The 99 Percent Occupy Boston, Reported on From the Inside

Chris Faraone covers the first three months of the Occupy Boston movement from the organizational core to the public effects.


| May 2012



99 Nights With The 99 Percent

“99 Nights With The 99 Percent” covers dispatches of the first three months of the Occupy Revolution from the perspective of reporter, blogger and tweeter, Chris Faraone. Faraone spent almost every waking hour honing his insight into America’s economic counterculture and this book is a compilation of his insight on the diverse and changing group of well-meaning protestors who organized to stand up for themselves.

WRITE TO POWER

From the street to the tweet, the Occupy movement gained momentum, and people organized to protest for change. 99 Nights With The 99 Percent (Write to Power, 2012) by Chris Faraone covers the first three months of the Occupy movement from Occupy Wall Street to Occupy Miami. In this excerpt, Faraone goes inside to the organizational core at the beginning of Occupy Boston and Occupy Dewey Square. Read this brief account of how the assembly met to get started. This excerpt is taken from the section “Occupy Boston Common.”  

American Bandstand

September 28, 2011 

At this early juncture it’s fair to say that Occupy Wall Street is successful. I’m not being sarcastic. Yesterday I wrote about the media frenzy that has fertilized their protests from day one, and that’s rained down even harder since police began beating demonstrators. And after last night’s Occupy meeting at the Boston Common bandstand, I’m convinced that the hordes have achieved something even greater than attracting press: regardless of what they accomplish in the end, Occupy has already become the hottest protest franchise since the Tea Party. Which is why it makes sense that our rally-happy Hub is the first city to strike while the brand is hot.

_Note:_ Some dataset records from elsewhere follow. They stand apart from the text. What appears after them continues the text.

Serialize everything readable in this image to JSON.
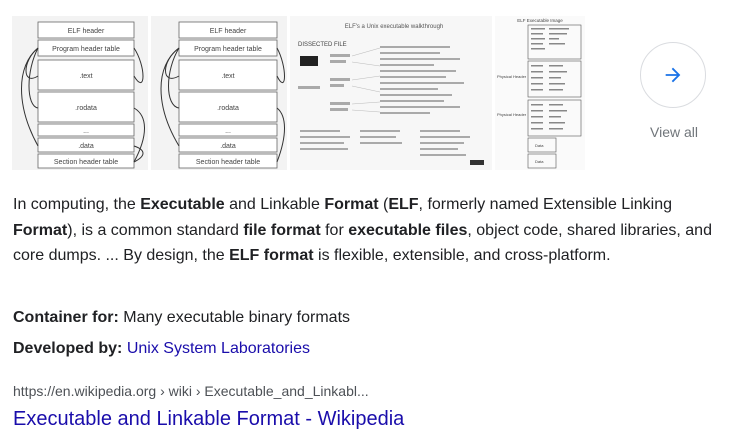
{
  "images": [
    {
      "name": "elf-layout-diagram-1",
      "boxes": [
        "ELF header",
        "Program header table",
        ".text",
        ".rodata",
        "...",
        ".data",
        "Section header table"
      ]
    },
    {
      "name": "elf-layout-diagram-2",
      "boxes": [
        "ELF header",
        "Program header table",
        ".text",
        ".rodata",
        "...",
        ".data",
        "Section header table"
      ]
    },
    {
      "name": "elf-dissected-file-diagram",
      "heading": "ELF's a Unix executable walkthrough",
      "subheading": "DISSECTED FILE"
    },
    {
      "name": "elf-executable-image-table",
      "heading": "ELF Executable Image",
      "row_labels": [
        "Physical Header",
        "Physical Header"
      ],
      "footer_cells": [
        "Data",
        "Data"
      ]
    }
  ],
  "view_all": {
    "label": "View all",
    "icon": "arrow-right-icon"
  },
  "description": {
    "segments": [
      {
        "text": "In computing, the ",
        "bold": false
      },
      {
        "text": "Executable",
        "bold": true
      },
      {
        "text": " and Linkable ",
        "bold": false
      },
      {
        "text": "Format",
        "bold": true
      },
      {
        "text": " (",
        "bold": false
      },
      {
        "text": "ELF",
        "bold": true
      },
      {
        "text": ", formerly named Extensible Linking ",
        "bold": false
      },
      {
        "text": "Format",
        "bold": true
      },
      {
        "text": "), is a common standard ",
        "bold": false
      },
      {
        "text": "file format",
        "bold": true
      },
      {
        "text": " for ",
        "bold": false
      },
      {
        "text": "executable files",
        "bold": true
      },
      {
        "text": ", object code, shared libraries, and core dumps. ... By design, the ",
        "bold": false
      },
      {
        "text": "ELF format",
        "bold": true
      },
      {
        "text": " is flexible, extensible, and cross-platform.",
        "bold": false
      }
    ]
  },
  "facts": [
    {
      "label": "Container for:",
      "value": "Many executable binary formats",
      "is_link": false
    },
    {
      "label": "Developed by:",
      "value": "Unix System Laboratories",
      "is_link": true
    }
  ],
  "source": {
    "breadcrumb": "https://en.wikipedia.org › wiki › Executable_and_Linkabl...",
    "title": "Executable and Linkable Format - Wikipedia"
  },
  "colors": {
    "link": "#1a0dab",
    "text": "#202124",
    "muted": "#70757a",
    "accent_arrow": "#1a73e8"
  }
}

Last night’s kickoff testified to the weight of this movement. People have been angry for some time, but for many it was Occupy that motivated them — not the countless other protests that unfold every week around here. Roughly 300 showed — with a number of reporters also on the scene — despite the event having been announced less than a day ahead of time (Steve Annear broke the story in the Boston Metro). By a show of hands, a few dozen folks on the Common got their feet wet in New York at Occupy Wall Street. But for the most part, these people — mostly young, but overall from a mix of backgrounds, ages, and ethnicities — were inspired to act by what they’d seen online and in the news.

Following an introduction by organizer Robin Jacks — whose opening “Welcome to Occupy Boston” greetings may have summoned Thunderdome memories for older onlookers — an array of speakers took no longer than a few minutes a piece to chime in. Though they were asked to address Occupy priorities, many waxed extensively on tangential causes — the Fifth Amendment, capital punishment, and so on — until about a half-hour in. Then, at around 8 pm, the first real order of business commenced when someone asked the crowd to think about when and where they might occupy. The same speaker than detoured onto a rant about growing his own food, but he nonetheless rolled the ball in the right direction.

By a show of hands at the start of the assembly, about 20 people were interested in helping maintain a prolonged Boston occupation. But some participants got more serious as the night progressed — especially after everyone divided into working groups, and began to discuss logistical implementation issues ranging from legal, food, and medical to outreach and media. There were still some goofy moments — the night’s loudest cheers came when someone screamed “Fuck capitalism!” But overall the maturity level increased over the three-plus hour congress.